Thursday, 26 April 2018

MPhys placement work from Canberra published in Phys Rev C

I just noticed today (thanks to the student involved telling me) that a paper appeared earlier this year in Physical Review C co-authored by one of our undergraduates based on work performed as part of his MPhys Research Year at the Australian National University in Canberra.  

It presents the results of nuclear reactions of 8Li and 209Bi, measuring the reaction yields and looking in particular for specific daughter products in order to understand the details of the way the nuclei react.

The student involved (B. M. A. Swinton–Bland in the author list) is now back at the University of Surrey, finishing his degree.  Whatever he does next, his CV already includes a publication in a leading nuclear physics journal.

Friday, 13 April 2018

We are not decoration

I saw this on twitter earlier in the week.  I must say that I have a lot of sympathy with it.  I have noticed before the tendency to name things in physics after girls a lot more than after boys, and it doesn't chime with the kind of community I think we should be fostering.


The tweet got me to look up some examples in nuclear physics.  My somewhat cursory methodology is to look in the most recent issues of NIM-A and to look for all acronyms which look like they are trying to sound like a human name, and to classify them by sex.  The first thing I noticed is that most of them do not sound like people's names at all (though I can only spot names identifiable to my anglophone self).

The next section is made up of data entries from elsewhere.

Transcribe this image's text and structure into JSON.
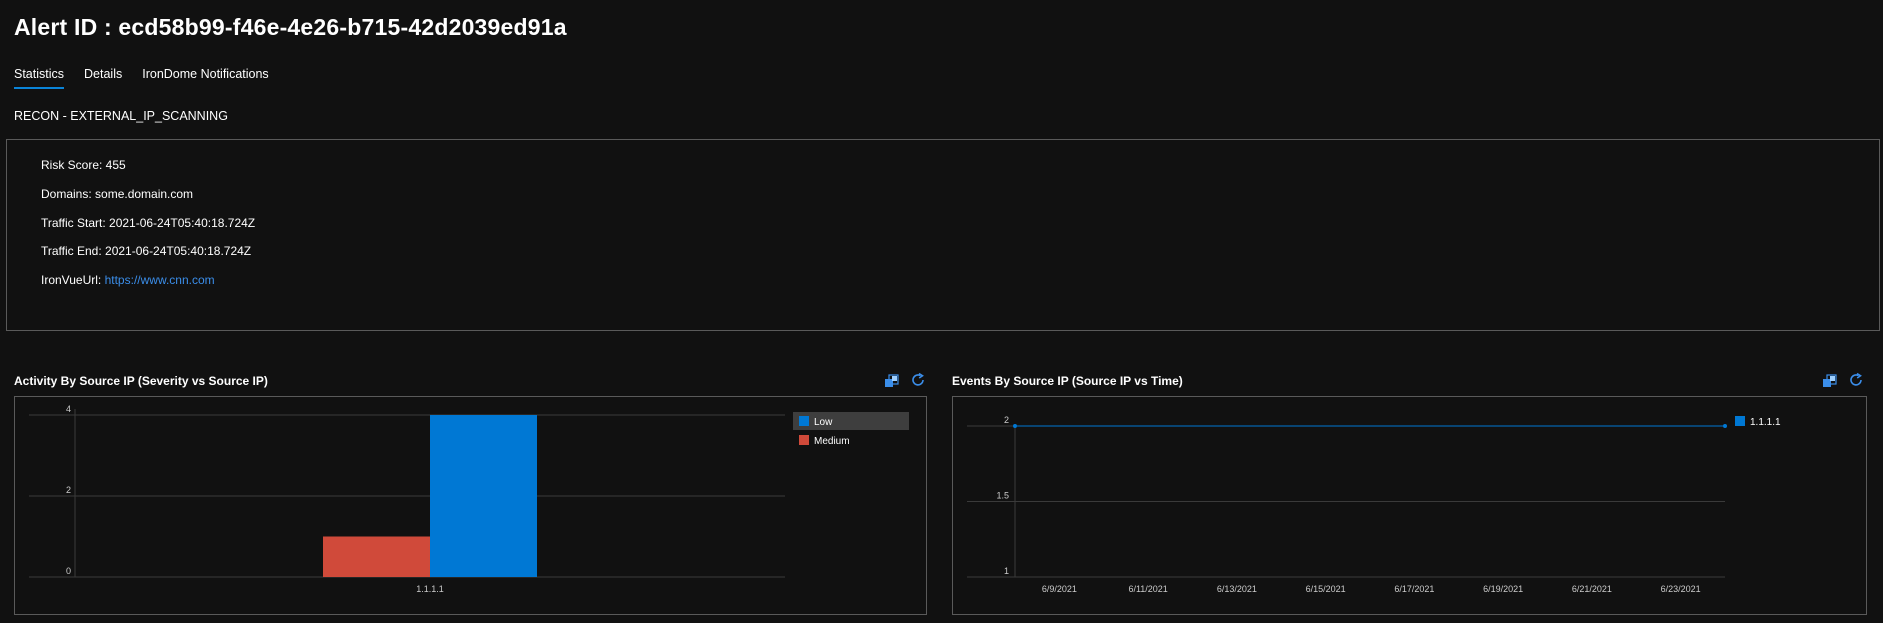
{
  "header": {
    "title": "Alert ID : ecd58b99-f46e-4e26-b715-42d2039ed91a"
  },
  "tabs": [
    {
      "label": "Statistics",
      "active": true
    },
    {
      "label": "Details",
      "active": false
    },
    {
      "label": "IronDome Notifications",
      "active": false
    }
  ],
  "alert_type": "RECON - EXTERNAL_IP_SCANNING",
  "info": {
    "risk_score": "Risk Score: 455",
    "domains": "Domains: some.domain.com",
    "traffic_start": "Traffic Start: 2021-06-24T05:40:18.724Z",
    "traffic_end": "Traffic End: 2021-06-24T05:40:18.724Z",
    "ironvue_label": "IronVueUrl: ",
    "ironvue_url": "https://www.cnn.com"
  },
  "panels": {
    "activity": {
      "title": "Activity By Source IP (Severity vs Source IP)",
      "icons": [
        "focus-mode-icon",
        "refresh-icon"
      ]
    },
    "events": {
      "title": "Events By Source IP (Source IP vs Time)",
      "icons": [
        "focus-mode-icon",
        "refresh-icon"
      ]
    }
  },
  "colors": {
    "accent": "#0a84d8",
    "low": "#0078d4",
    "medium": "#d04a3a",
    "link": "#3b8eea"
  },
  "chart_data": [
    {
      "type": "bar",
      "title": "Activity By Source IP (Severity vs Source IP)",
      "categories": [
        "1.1.1.1"
      ],
      "series": [
        {
          "name": "Medium",
          "values": [
            1
          ],
          "color": "#d04a3a"
        },
        {
          "name": "Low",
          "values": [
            4
          ],
          "color": "#0078d4"
        }
      ],
      "yticks": [
        "0",
        "2",
        "4"
      ],
      "ylim": [
        0,
        4
      ],
      "legend": [
        "Low",
        "Medium"
      ],
      "legend_position": "top-right",
      "grid": true
    },
    {
      "type": "line",
      "title": "Events By Source IP (Source IP vs Time)",
      "xticks": [
        "6/9/2021",
        "6/11/2021",
        "6/13/2021",
        "6/15/2021",
        "6/17/2021",
        "6/19/2021",
        "6/21/2021",
        "6/23/2021"
      ],
      "xlim": [
        "2021-06-08",
        "2021-06-24"
      ],
      "series": [
        {
          "name": "1.1.1.1",
          "points": [
            {
              "x": "2021-06-08",
              "y": 2
            },
            {
              "x": "2021-06-24",
              "y": 2
            }
          ],
          "color": "#0078d4"
        }
      ],
      "yticks": [
        "1",
        "1.5",
        "2"
      ],
      "ylim": [
        1,
        2
      ],
      "legend": [
        "1.1.1.1"
      ],
      "legend_position": "top-right",
      "grid": true
    }
  ]
}
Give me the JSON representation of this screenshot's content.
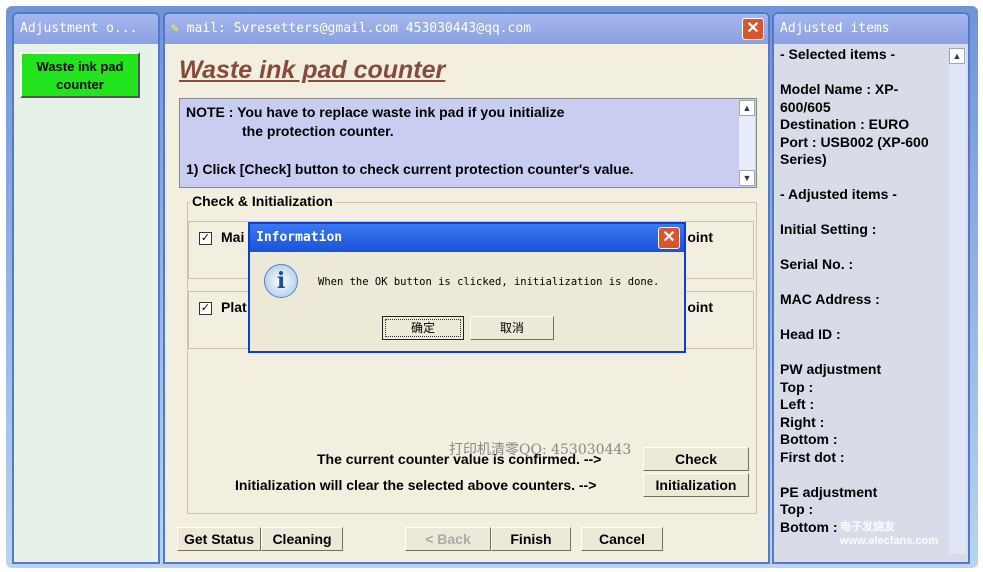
{
  "left": {
    "title": "Adjustment o...",
    "item": "Waste ink pad counter"
  },
  "main": {
    "title": "mail: Svresetters@gmail.com  453030443@qq.com",
    "heading": "Waste ink pad counter",
    "note": [
      "NOTE : You have to replace waste ink pad if you initialize",
      "the protection counter.",
      "",
      "1) Click [Check] button to check current protection counter's value."
    ],
    "group_label": "Check & Initialization",
    "rows": [
      {
        "label": "Mai",
        "checked": true,
        "right": "oint"
      },
      {
        "label": "Plat",
        "checked": true,
        "right": "oint"
      }
    ],
    "watermark": "打印机清零QQ: 453030443",
    "confirm_text": "The current counter value is confirmed. -->",
    "check": "Check",
    "init_text": "Initialization will clear the selected above counters. -->",
    "initialization": "Initialization",
    "buttons": {
      "get_status": "Get Status",
      "cleaning": "Cleaning",
      "back": "< Back",
      "finish": "Finish",
      "cancel": "Cancel"
    }
  },
  "right": {
    "title": "Adjusted items",
    "lines": [
      "- Selected items -",
      "",
      "Model Name : XP-",
      "600/605",
      "Destination : EURO",
      "Port : USB002 (XP-600",
      "Series)",
      "",
      "- Adjusted items -",
      "",
      "Initial Setting :",
      "",
      "Serial No. :",
      "",
      "MAC Address :",
      "",
      "Head ID :",
      "",
      "PW adjustment",
      "Top :",
      "Left :",
      "Right :",
      "Bottom :",
      "First dot :",
      "",
      "PE adjustment",
      "Top :",
      "Bottom :"
    ]
  },
  "dialog": {
    "title": "Information",
    "message": "When the OK button is clicked, initialization is done.",
    "ok": "确定",
    "cancel": "取消",
    "icon": "info-icon"
  },
  "logo": "电子发烧友 www.elecfans.com"
}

In the end, I went back about 6 months, but found NIM-A article titles to only hold a few given-name acronyms:

ANITA
OSCAR
ALICE
AGATA

So I then scanned through the last issue of Nuclear Physics News International for given-name acronyms and found:

♀LISE
♀NICOLE

Again, pretty slim pickings, and I've spent enough time (for now) looking, but I'd be interested in any additions in nuclear physics, and any comments on whether it is something that bothers you.